„Welcome to the Bush“ stand auf einem Schild über der Treppe des „Bush Tavern – Pub & Grill“. Ich grinste. “Busch” war hier jetzt nicht wirklich. Ich hatte für ein paar Tage in einem Hotel direkt am Meer in eMdloti, bei Durban, eingecheckt. Dies war nur wenige Minuten vom Flughafen entfernt und hier wollte ich erstmal ankommen. Außerdem musste ich immer noch einigen Kram besorgen. Bettwäsche und ein Mückennetz sowie eine große Plastikkiste – zum Schutz der Nahrungsmittel gegen die Affen zum Beispiel. Doch der richtige Busch wartet schon sehnsüchtig auf mich. Oder war ich es, der sehnsüchtig war?

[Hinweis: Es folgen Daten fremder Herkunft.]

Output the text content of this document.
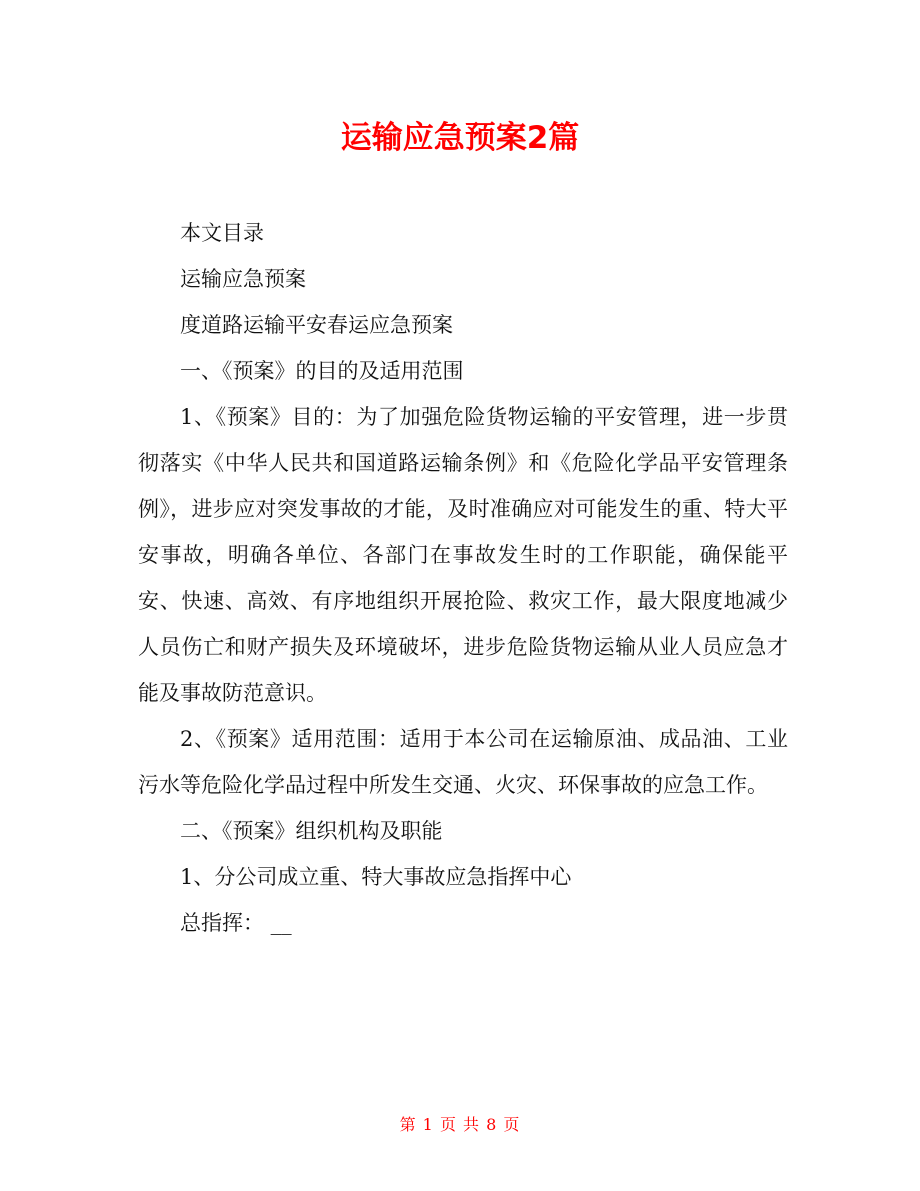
运输应急预案2篇

本文目录

运输应急预案

度道路运输平安春运应急预案

一、《预案》的目的及适用范围

1、《预案》目的：为了加强危险货物运输的平安管理，进一步贯彻落实《中华人民共和国道路运输条例》和《危险化学品平安管理条例》，进步应对突发事故的才能，及时准确应对可能发生的重、特大平安事故，明确各单位、各部门在事故发生时的工作职能，确保能平安、快速、高效、有序地组织开展抢险、救灾工作，最大限度地减少人员伤亡和财产损失及环境破坏，进步危险货物运输从业人员应急才能及事故防范意识。

2、《预案》适用范围：适用于本公司在运输原油、成品油、工业污水等危险化学品过程中所发生交通、火灾、环保事故的应急工作。

二、《预案》组织机构及职能

1、分公司成立重、特大事故应急指挥中心

总指挥： __

第 1 页 共 8 页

Komplett übermüdet zog ich den Duft des riesigen, frisch frittierten Fischfilets in meine Nase. Fish and Chips mit Meerblick. Also fast. Es war bereits dunkel und das Meer konnte man nur aus einem tiefen, schwarzen “Nichts” rauschen und brodeln hören. Doch dies reichte mir- Ich war müde und hungrig aber glücklich. Endlich war ich angekommen.
Als ich am Sonntagmorgen die Vorhänge aufzog, erwartete mich auf einem fast spiegelglatten indischen Ozean ein großartiger Sonnenaufgang. Ich öffnete die große Schiebetür und kroch zurück unter die warme Decke, um gemütlich die weite Aussicht zu genießen. Fünfzehn Grad kühle Luft strömte in mein Zimmer und ließ mich die Decke höher ziehen. Plötzlich sah ich draußen auf dem Meer viele kleine glitzernde Punkte, die sich zügig auf der Wasseroberfläche fortbewegten. Das waren doch nicht…Delfine! Abgefahren. Direkt vor meinem Fenster, in gut 600 Metern zog eine Schule von Delfinen vorbei. Ich versuchte ein Foto mit meinem Handy zu machen, aber der digitale Zoom zerstörte das Bild mehr als dass es gut wurde – Doch immerhin, man konnte etwas erahnen.
Nach ein paar Kräftigungsübungen auf der Terrasse mit Meerblick und einer kleinen Laufeinheit an der süssen Küstenstraße, trieb es mich am nächten Morgen, nach er Delfinbegegnung, in den 22 Grad warmen, aber nun wilden indischen Ozean. “Den werde ich so schnell auch nicht wieder erleben” dachte ich, während ich mich abtrocknete und barfuß wieder zu meinem Hotel zurück ging. Bei meinem anschließenden ausgedehnten Omelett-Frühstück schwammen erneut die Delfine am Horizont vorbei und bescherten mir das zweite Mal einen grandiosen Start in den Tag. Einzig die Menschen auf ihrem SUP, die unvermittelt in die Gruppe der Delphine gekommen waren, hatten wohl einen noch besseren Tagesbeginn.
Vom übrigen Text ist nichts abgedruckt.